(This article is brought to you by a nerdy guest contributor, Austin Carter)
Book: Translucid Issue #2: Brothers in Arms Review
Writer: Claudio Sanchez & Chondra Echert
Illustrator: Daniel Bayliss
All the pretty little horses.. Little brown ones.. Little red ones..
Finally “Translucid Issue # 2 Brothers in Arms” is here, and I can breathe a little easier now. Issue #2 is super duper awesome! Reading it, we find ourselves further discovering Cornelius Kinderlands past, and his relationship with his older brother Drake. This issue focuses much more on how the current events came to be, pretty much a flash back into the past. Not to give too much away, but when a hero is born whether it be Batman, or Spider-man, there is usually some sort of traumatic event that occurred thus creating a Superhero out of it, this is no different. This delve into the past, answers some questions, but poses many more.

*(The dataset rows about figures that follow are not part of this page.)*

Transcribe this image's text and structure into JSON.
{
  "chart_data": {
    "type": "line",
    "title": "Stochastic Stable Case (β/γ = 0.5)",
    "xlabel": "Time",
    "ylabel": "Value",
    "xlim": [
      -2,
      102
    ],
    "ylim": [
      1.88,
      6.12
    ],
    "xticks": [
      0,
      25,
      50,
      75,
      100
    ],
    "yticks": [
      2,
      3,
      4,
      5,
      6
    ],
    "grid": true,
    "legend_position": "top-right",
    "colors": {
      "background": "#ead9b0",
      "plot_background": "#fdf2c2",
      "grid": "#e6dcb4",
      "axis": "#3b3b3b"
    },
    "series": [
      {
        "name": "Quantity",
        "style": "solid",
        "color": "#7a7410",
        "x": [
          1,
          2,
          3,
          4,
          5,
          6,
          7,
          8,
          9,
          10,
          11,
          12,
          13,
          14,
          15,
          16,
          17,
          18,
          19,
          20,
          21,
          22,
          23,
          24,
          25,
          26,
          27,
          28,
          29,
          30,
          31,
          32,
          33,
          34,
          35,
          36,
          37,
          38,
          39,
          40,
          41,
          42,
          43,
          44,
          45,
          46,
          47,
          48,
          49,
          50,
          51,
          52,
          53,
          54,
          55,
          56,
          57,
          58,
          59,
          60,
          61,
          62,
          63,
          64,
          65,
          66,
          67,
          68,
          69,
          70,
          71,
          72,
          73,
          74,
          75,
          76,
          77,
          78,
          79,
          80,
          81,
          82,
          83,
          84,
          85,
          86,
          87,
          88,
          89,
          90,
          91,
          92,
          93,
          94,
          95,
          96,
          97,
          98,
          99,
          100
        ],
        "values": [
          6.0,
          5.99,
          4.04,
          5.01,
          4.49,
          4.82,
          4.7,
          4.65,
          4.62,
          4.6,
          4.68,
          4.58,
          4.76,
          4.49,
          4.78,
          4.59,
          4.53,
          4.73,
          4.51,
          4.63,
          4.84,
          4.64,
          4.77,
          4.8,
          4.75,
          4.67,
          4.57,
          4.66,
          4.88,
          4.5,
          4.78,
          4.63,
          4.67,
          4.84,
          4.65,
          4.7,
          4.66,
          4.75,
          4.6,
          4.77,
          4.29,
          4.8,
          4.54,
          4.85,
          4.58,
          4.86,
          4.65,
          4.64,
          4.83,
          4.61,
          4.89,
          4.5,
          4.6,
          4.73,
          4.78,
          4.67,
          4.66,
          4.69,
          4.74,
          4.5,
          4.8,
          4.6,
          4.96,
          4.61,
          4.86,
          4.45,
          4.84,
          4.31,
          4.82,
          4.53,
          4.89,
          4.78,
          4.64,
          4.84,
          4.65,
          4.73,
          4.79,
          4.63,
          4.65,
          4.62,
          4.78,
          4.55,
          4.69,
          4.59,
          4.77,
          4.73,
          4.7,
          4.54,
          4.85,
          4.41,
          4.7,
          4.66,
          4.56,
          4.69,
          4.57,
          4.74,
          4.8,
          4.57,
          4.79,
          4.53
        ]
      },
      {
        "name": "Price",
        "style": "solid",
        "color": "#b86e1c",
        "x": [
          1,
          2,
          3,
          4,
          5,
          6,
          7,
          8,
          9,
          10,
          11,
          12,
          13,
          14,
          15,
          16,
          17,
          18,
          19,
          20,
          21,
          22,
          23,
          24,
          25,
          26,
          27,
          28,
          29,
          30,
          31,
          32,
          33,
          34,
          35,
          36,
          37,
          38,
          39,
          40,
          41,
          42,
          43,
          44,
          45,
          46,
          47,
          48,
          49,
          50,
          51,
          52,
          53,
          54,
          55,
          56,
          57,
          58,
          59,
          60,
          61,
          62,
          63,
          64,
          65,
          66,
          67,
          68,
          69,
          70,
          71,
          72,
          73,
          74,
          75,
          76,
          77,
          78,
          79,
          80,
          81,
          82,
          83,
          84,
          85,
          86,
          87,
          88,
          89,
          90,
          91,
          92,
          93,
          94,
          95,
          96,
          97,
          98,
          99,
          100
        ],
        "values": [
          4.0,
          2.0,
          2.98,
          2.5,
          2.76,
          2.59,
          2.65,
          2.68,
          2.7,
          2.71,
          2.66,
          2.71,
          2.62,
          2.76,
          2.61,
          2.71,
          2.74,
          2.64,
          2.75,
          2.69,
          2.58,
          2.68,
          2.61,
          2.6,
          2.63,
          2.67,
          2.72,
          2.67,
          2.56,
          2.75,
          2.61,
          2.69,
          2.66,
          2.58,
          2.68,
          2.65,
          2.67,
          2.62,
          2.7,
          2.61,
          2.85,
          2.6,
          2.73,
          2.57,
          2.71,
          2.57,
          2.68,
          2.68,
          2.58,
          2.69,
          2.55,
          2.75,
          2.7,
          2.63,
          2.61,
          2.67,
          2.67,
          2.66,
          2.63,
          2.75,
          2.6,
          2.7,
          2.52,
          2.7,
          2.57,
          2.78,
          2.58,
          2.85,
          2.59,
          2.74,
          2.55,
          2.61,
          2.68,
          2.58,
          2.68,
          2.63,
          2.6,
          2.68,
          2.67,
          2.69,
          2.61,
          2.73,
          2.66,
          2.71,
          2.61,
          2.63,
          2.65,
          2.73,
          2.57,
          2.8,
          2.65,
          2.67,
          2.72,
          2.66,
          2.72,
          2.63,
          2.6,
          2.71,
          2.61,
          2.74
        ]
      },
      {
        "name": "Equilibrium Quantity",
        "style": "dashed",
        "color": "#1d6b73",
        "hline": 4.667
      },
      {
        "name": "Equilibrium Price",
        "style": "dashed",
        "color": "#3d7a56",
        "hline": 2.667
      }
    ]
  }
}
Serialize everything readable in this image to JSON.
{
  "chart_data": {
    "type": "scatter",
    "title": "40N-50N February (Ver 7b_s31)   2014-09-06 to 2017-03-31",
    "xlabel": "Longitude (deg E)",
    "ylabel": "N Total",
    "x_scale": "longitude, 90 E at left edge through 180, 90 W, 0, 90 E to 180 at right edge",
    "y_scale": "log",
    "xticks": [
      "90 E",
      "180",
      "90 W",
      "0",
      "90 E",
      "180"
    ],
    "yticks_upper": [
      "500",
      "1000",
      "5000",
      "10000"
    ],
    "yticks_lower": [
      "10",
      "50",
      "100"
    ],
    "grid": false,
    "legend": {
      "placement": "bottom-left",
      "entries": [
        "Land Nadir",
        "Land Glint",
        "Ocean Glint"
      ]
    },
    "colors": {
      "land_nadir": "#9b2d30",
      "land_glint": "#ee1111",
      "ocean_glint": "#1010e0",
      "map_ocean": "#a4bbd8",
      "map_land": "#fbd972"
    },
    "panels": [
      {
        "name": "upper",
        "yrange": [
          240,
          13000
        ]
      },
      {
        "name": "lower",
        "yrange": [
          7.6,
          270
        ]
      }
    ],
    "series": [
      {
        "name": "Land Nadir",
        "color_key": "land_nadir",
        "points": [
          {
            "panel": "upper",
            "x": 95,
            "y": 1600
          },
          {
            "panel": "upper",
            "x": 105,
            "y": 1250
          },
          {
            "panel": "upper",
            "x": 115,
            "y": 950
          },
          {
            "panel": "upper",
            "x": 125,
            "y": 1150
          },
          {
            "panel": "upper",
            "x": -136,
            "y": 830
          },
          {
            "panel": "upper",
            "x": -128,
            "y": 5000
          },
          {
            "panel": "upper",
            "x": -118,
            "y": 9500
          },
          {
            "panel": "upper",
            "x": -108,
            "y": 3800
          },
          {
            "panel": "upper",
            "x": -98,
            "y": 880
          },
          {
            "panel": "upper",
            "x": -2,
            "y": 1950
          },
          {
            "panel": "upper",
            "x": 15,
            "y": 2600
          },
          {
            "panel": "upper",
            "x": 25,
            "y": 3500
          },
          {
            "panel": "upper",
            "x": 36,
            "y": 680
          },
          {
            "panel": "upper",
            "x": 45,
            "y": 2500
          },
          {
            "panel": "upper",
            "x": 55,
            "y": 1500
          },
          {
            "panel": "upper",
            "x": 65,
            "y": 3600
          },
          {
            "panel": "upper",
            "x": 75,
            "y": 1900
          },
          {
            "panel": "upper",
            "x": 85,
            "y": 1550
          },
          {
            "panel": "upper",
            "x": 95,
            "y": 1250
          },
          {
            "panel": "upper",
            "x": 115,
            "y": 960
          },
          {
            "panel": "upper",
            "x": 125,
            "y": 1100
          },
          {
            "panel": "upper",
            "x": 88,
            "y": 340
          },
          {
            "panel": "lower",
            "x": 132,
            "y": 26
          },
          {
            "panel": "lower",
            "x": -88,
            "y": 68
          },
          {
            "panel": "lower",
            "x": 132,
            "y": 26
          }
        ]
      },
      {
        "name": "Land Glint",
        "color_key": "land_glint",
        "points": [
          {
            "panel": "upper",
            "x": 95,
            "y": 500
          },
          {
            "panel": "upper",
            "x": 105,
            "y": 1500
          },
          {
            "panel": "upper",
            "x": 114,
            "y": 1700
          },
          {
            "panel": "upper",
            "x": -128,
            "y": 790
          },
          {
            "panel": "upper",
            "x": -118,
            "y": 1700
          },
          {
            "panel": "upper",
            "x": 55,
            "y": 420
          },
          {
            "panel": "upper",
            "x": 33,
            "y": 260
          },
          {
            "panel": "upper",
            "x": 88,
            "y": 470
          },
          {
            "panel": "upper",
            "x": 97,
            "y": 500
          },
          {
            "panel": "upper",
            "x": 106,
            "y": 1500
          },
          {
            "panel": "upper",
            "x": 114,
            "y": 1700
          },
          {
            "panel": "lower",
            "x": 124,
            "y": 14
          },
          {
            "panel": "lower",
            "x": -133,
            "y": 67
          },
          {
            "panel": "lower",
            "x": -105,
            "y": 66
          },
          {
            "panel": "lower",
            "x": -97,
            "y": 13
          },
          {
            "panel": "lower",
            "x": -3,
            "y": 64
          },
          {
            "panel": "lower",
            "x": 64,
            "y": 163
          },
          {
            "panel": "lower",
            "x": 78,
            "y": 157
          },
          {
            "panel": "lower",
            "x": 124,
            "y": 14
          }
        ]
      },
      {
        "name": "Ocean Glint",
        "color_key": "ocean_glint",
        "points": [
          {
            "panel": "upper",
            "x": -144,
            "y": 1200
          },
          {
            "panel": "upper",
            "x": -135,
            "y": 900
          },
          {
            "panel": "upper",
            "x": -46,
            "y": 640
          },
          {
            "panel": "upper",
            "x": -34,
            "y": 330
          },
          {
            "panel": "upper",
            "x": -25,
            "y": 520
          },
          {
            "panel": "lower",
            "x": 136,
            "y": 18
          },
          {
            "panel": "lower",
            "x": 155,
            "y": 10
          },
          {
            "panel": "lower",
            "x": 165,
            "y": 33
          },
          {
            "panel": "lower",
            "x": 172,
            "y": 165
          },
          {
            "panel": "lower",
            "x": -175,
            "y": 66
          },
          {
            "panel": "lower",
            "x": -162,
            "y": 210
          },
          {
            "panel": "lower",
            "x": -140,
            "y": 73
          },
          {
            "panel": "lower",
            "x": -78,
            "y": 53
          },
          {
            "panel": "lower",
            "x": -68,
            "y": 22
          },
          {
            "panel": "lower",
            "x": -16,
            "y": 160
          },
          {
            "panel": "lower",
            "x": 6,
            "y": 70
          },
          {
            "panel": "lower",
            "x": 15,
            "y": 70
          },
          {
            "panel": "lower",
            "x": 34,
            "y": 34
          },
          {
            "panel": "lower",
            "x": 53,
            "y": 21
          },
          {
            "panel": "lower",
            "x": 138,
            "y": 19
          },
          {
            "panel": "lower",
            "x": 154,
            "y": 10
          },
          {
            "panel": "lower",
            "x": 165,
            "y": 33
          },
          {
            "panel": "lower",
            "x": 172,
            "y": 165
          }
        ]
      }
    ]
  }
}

The relationship between the Navigator, and the Horse is something that feels so refreshing. The Horse is smart, but so is the Navigator, this classic hero villain dynamic feels very new again, something comic fans have been craving for a very long time. Translucid will leave you wanting more, and the monthly releases are absolutely perfect for this story. After reading an issue, you have 4 weeks to let it grow, and have many questions prepared as the next issue comes along.
And can we talk about the art? Daniel Bayliss has done such a good job with Translucid. This whole trancy, I’ve locked myself in a room and dropped acid art style is so good. The world around you is shown as if the Navigator was seeing it, or the horse was seeing it, this whole weird 3rd person, 1st person perspective is so good. I find myself looking around the panels, using my imagination again. One thing that the art of Translucid does is IMMERSE you, something a lot of comics fail to do.
I wish I had Issue #3 in my hands right now, but one thing Sanchez & Echert are known for is cliffhangers, and this is no different. We need more writers that produce something so well, and crafted as the story of Translucid. There’s a fine line between hero, and villain. Translucid seems to always present many more questions than answers, which I’m very happy with. Each reader will take something different from this story, and there is much to be discussed. Is the horse as bad as he seems? Or is there more underneath that mask than we can know? Only the next 4 issues will truly answer that question. Translucid is close to perfect, and receives a 4 out of 4.